Documenting Functional Impact
Under VA functional loss principles (38 CFR 4.40 and 4.45), a disability rating should account not just for the clinical findings but for how the condition affects your ability to function. For BPPV, functional impact documentation includes:
- Falls: Each documented fall is evidence of the staggering required for the 30% rating. Keep a fall log with dates, circumstances, and any injuries.
- Driving restrictions: If your physician has restricted your driving due to fall risk or vertigo episodes, document this formally. Loss of driving privilege is a major functional impairment.
- Work limitations: If you cannot work at heights, operate heavy machinery, or perform duties requiring stable balance, document this through employer records or physician statements.
- Activity restrictions: Hiking, certain sports, ladder use, and other activities requiring balance that you've had to give up — document these in a personal statement.
- Sleep disruption: BPPV is often worst when waking and rolling over in bed. Poor sleep due to positional vertigo has broader health consequences and should be documented.
- Anxiety about episodes: The anticipatory anxiety that develops when you never know when the next vertigo attack will strike is real and documentable — this can support a secondary anxiety/depression claim.
Your personal statement for a BPPV claim should be detailed and specific. Not "I get dizzy sometimes" — but "On March 14, I had a severe episode when I rolled over in bed. I vomited, couldn't stand for 20 minutes, and was unable to drive to work that day. This has happened approximately twice per month over the past six months." Specificity matters.

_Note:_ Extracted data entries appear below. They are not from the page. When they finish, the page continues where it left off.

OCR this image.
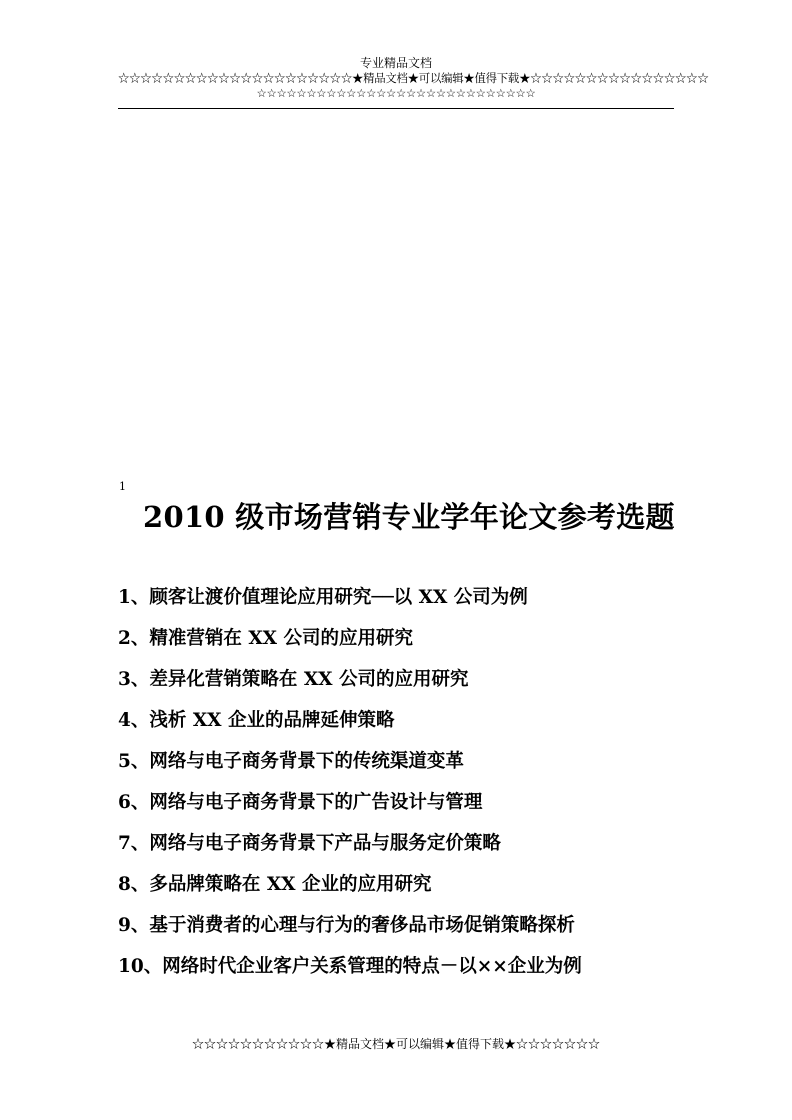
专业精品文档
☆☆☆☆☆☆☆☆☆☆☆☆☆☆☆☆☆☆☆☆☆★精品文档★可以编辑★值得下载★☆☆☆☆☆☆☆☆☆☆☆☆☆☆☆☆
☆☆☆☆☆☆☆☆☆☆☆☆☆☆☆☆☆☆☆☆☆☆☆☆☆☆☆☆
1
2010 级市场营销专业学年论文参考选题
1、顾客让渡价值理论应用研究──以 XX 公司为例
2、精准营销在 XX 公司的应用研究
3、差异化营销策略在 XX 公司的应用研究
4、浅析 XX 企业的品牌延伸策略
5、网络与电子商务背景下的传统渠道变革
6、网络与电子商务背景下的广告设计与管理
7、网络与电子商务背景下产品与服务定价策略
8、多品牌策略在 XX 企业的应用研究
9、基于消费者的心理与行为的奢侈品市场促销策略探析
10、网络时代企业客户关系管理的特点－以××企业为例
☆☆☆☆☆☆☆☆☆☆☆★精品文档★可以编辑★值得下载★☆☆☆☆☆☆☆
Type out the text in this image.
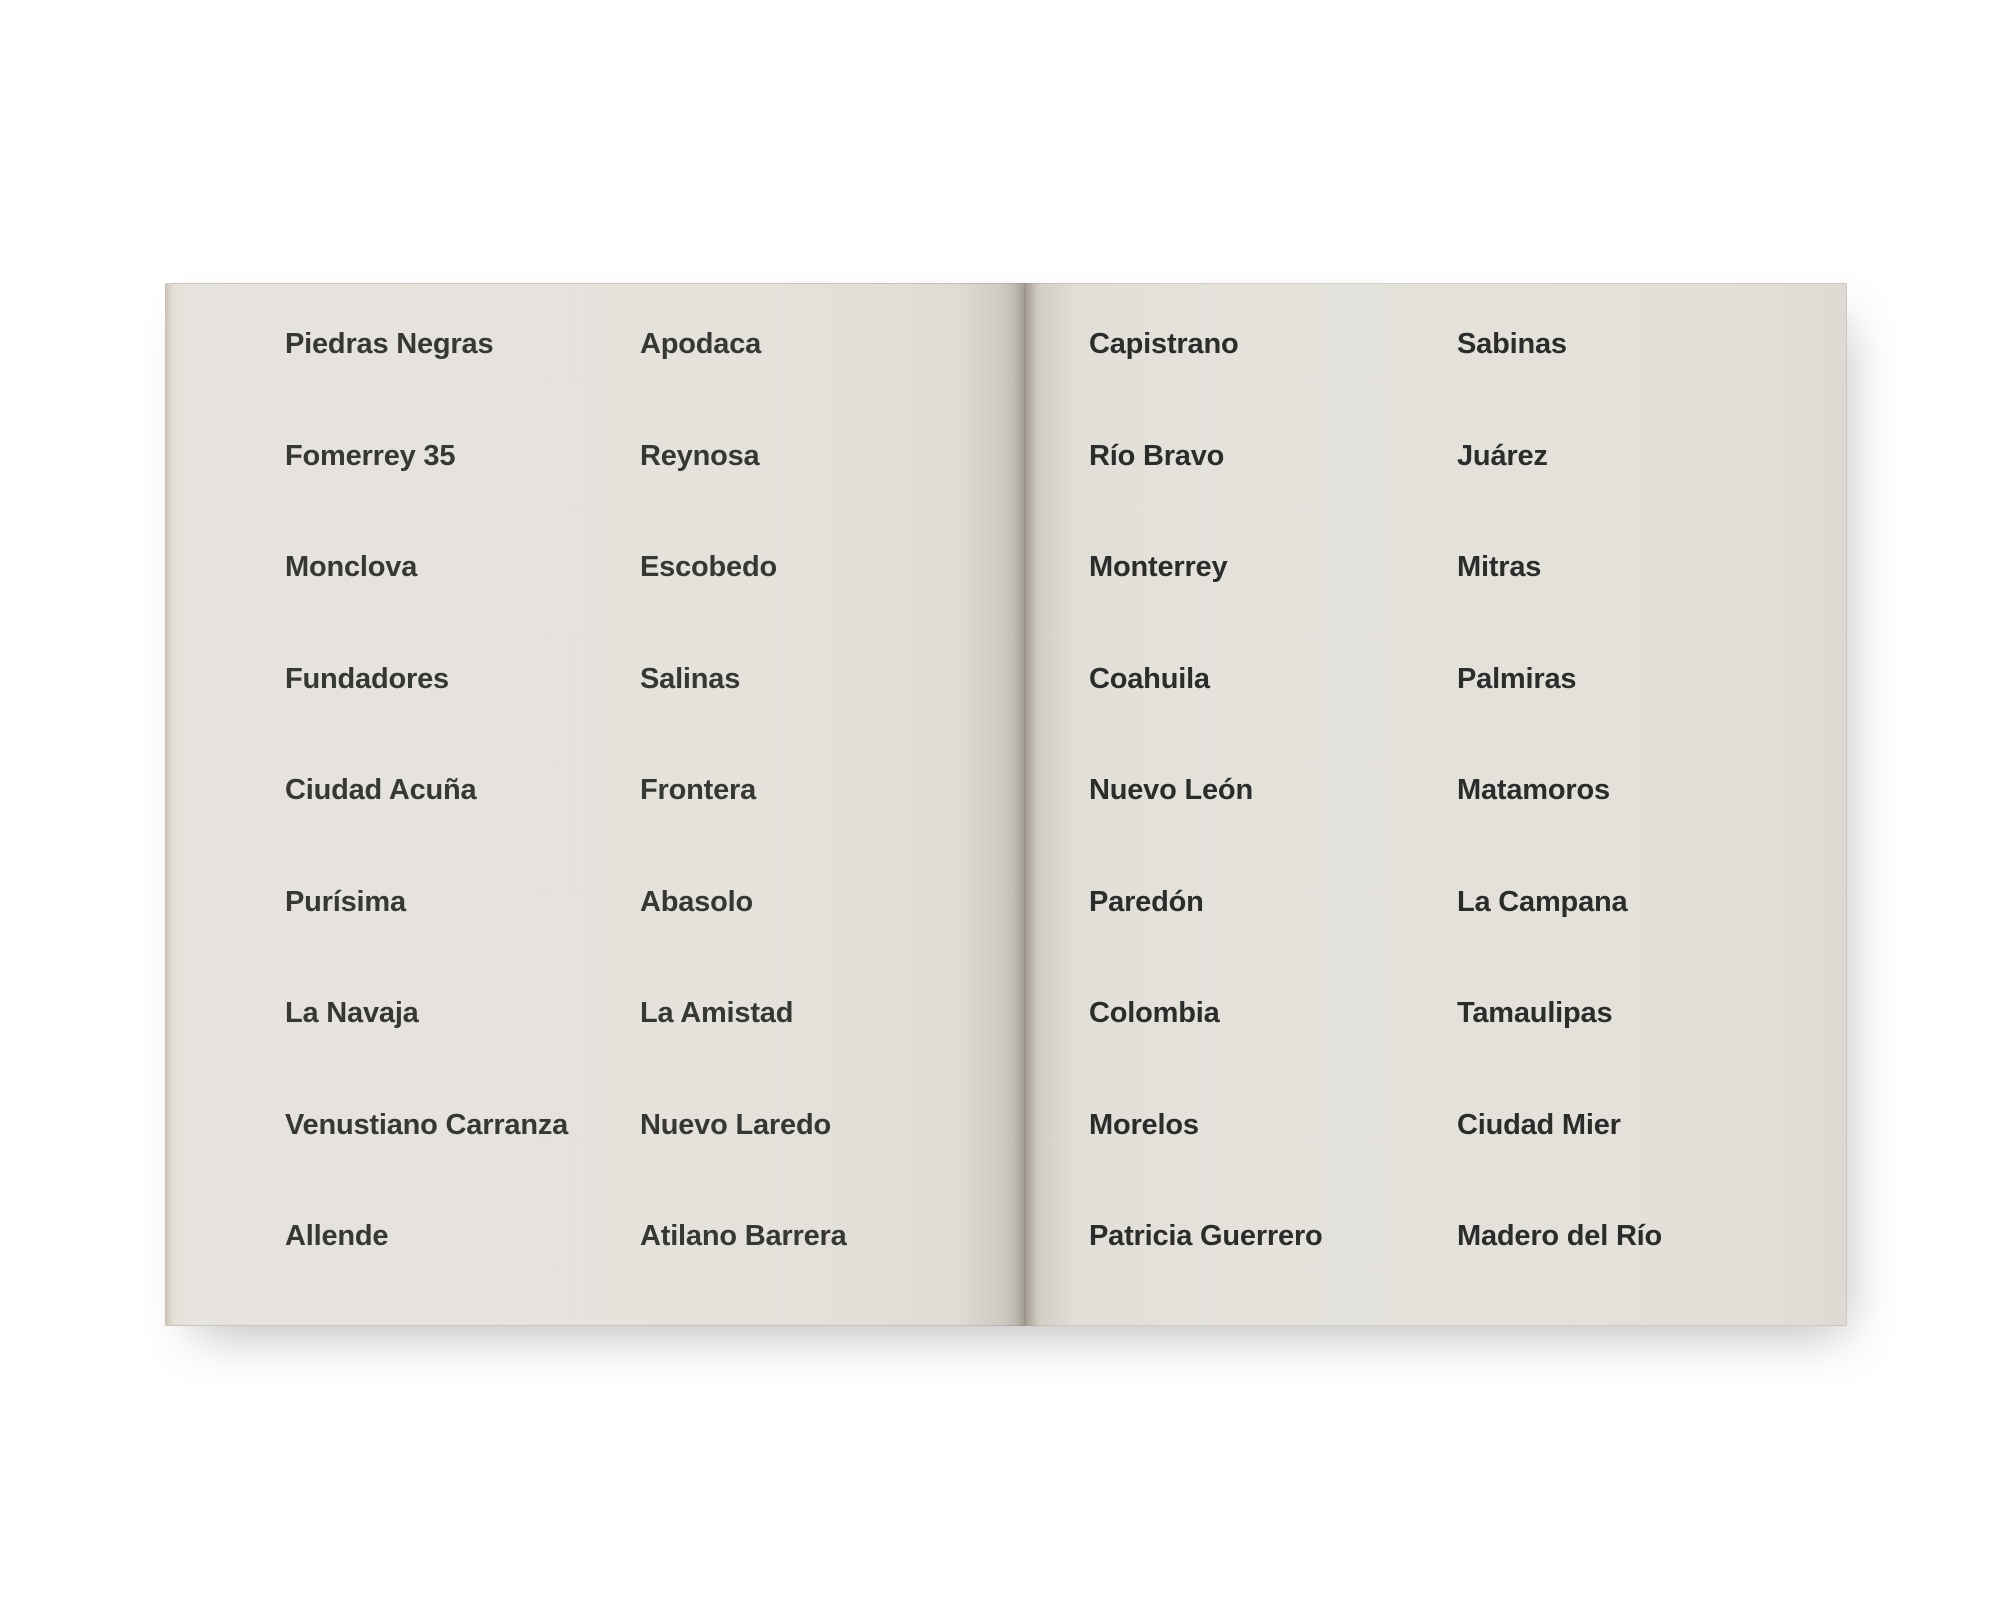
Piedras Negras
Fomerrey 35
Monclova
Fundadores
Ciudad Acuña
Purísima
La Navaja
Venustiano Carranza
Allende
Apodaca
Reynosa
Escobedo
Salinas
Frontera
Abasolo
La Amistad
Nuevo Laredo
Atilano Barrera
Capistrano
Río Bravo
Monterrey
Coahuila
Nuevo León
Paredón
Colombia
Morelos
Patricia Guerrero
Sabinas
Juárez
Mitras
Palmiras
Matamoros
La Campana
Tamaulipas
Ciudad Mier
Madero del Río
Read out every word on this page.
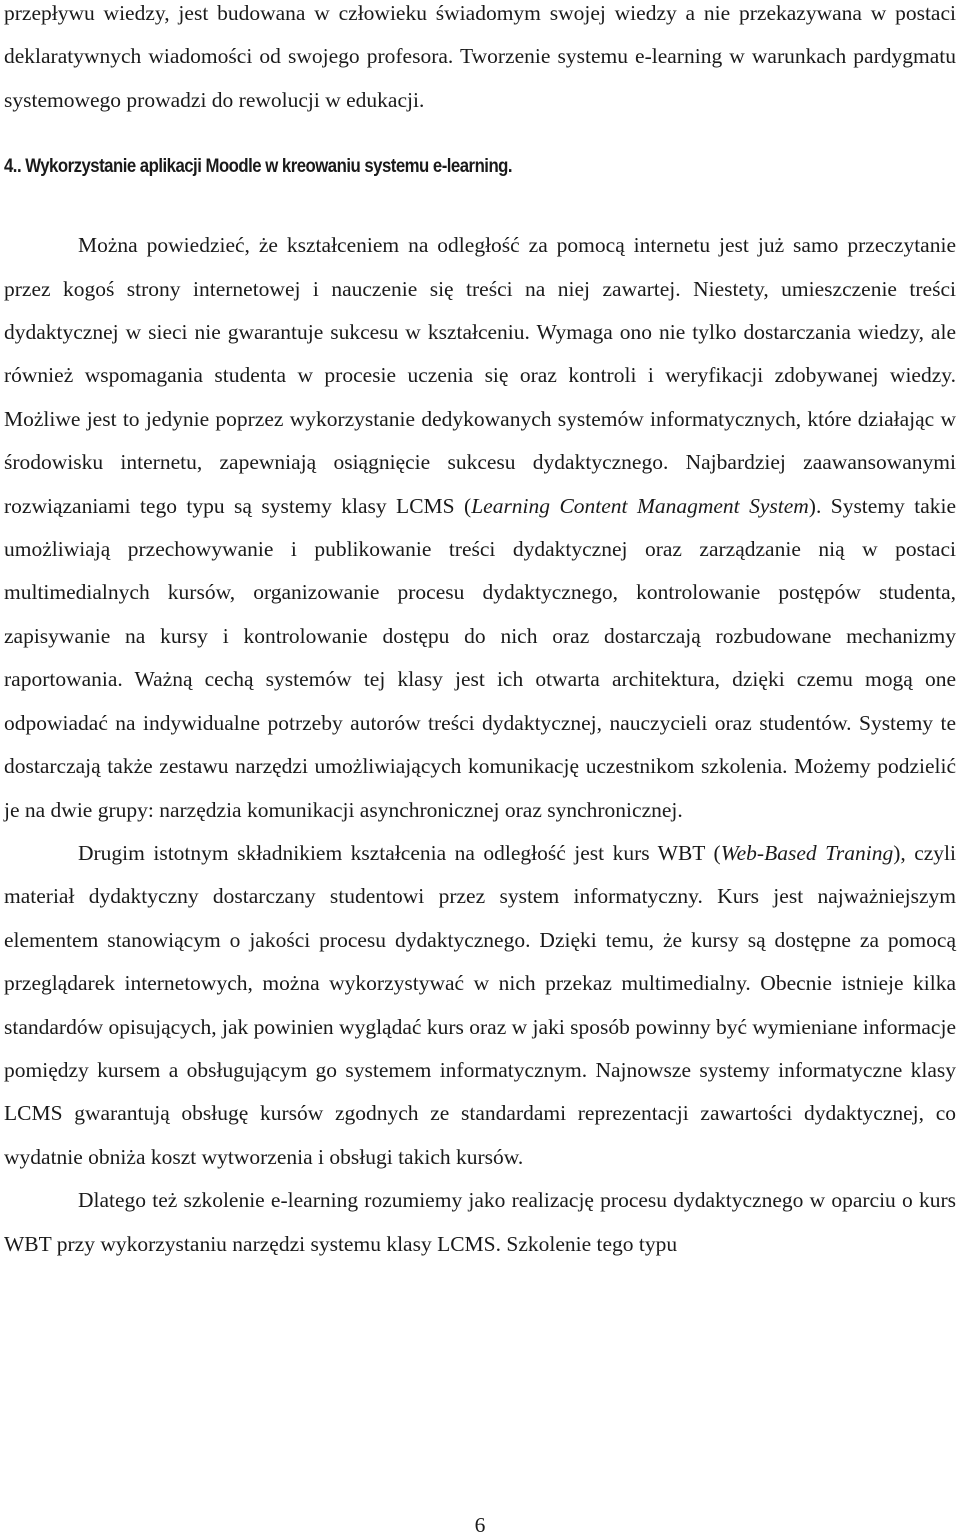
przepływu wiedzy, jest budowana w człowieku świadomym swojej wiedzy a nie przekazywana w postaci deklaratywnych wiadomości od swojego profesora. Tworzenie systemu e-learning w warunkach pardygmatu systemowego prowadzi do rewolucji w edukacji.

4.. Wykorzystanie aplikacji Moodle w kreowaniu systemu e-learning.

Można powiedzieć, że kształceniem na odległość za pomocą internetu jest już samo przeczytanie przez kogoś strony internetowej i nauczenie się treści na niej zawartej. Niestety, umieszczenie treści dydaktycznej w sieci nie gwarantuje sukcesu w kształceniu. Wymaga ono nie tylko dostarczania wiedzy, ale również wspomagania studenta w procesie uczenia się oraz kontroli i weryfikacji zdobywanej wiedzy. Możliwe jest to jedynie poprzez wykorzystanie dedykowanych systemów informatycznych, które działając w środowisku internetu, zapewniają osiągnięcie sukcesu dydaktycznego. Najbardziej zaawansowanymi rozwiązaniami tego typu są systemy klasy LCMS (Learning Content Managment System). Systemy takie umożliwiają przechowywanie i publikowanie treści dydaktycznej oraz zarządzanie nią w postaci multimedialnych kursów, organizowanie procesu dydaktycznego, kontrolowanie postępów studenta, zapisywanie na kursy i kontrolowanie dostępu do nich oraz dostarczają rozbudowane mechanizmy raportowania. Ważną cechą systemów tej klasy jest ich otwarta architektura, dzięki czemu mogą one odpowiadać na indywidualne potrzeby autorów treści dydaktycznej, nauczycieli oraz studentów. Systemy te dostarczają także zestawu narzędzi umożliwiających komunikację uczestnikom szkolenia. Możemy podzielić je na dwie grupy: narzędzia komunikacji asynchronicznej oraz synchronicznej.

Drugim istotnym składnikiem kształcenia na odległość jest kurs WBT (Web-Based Traning), czyli materiał dydaktyczny dostarczany studentowi przez system informatyczny. Kurs jest najważniejszym elementem stanowiącym o jakości procesu dydaktycznego. Dzięki temu, że kursy są dostępne za pomocą przeglądarek internetowych, można wykorzystywać w nich przekaz multimedialny. Obecnie istnieje kilka standardów opisujących, jak powinien wyglądać kurs oraz w jaki sposób powinny być wymieniane informacje pomiędzy kursem a obsługującym go systemem informatycznym. Najnowsze systemy informatyczne klasy LCMS gwarantują obsługę kursów zgodnych ze standardami reprezentacji zawartości dydaktycznej, co wydatnie obniża koszt wytworzenia i obsługi takich kursów.

Dlatego też szkolenie e-learning rozumiemy jako realizację procesu dydaktycznego w oparciu o kurs WBT przy wykorzystaniu narzędzi systemu klasy LCMS. Szkolenie tego typu

6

Use the rating estimator at claim.vet to model how a 10% or 30% BPPV rating, combined with 10% tinnitus, possible hearing loss, and any secondary anxiety rating, affects your total combined disability rating. And use the disability calculator to see the full combined picture with your other service-connected conditions.
Veterans with BPPV from military service deserve compensation for every aspect of their vestibular disability. File the BPPV claim, file the tinnitus claim, file for hearing loss if present, and document every functional impact of living with a balance disorder. The 30% maximum for DC 6204 is only one piece of a much larger picture.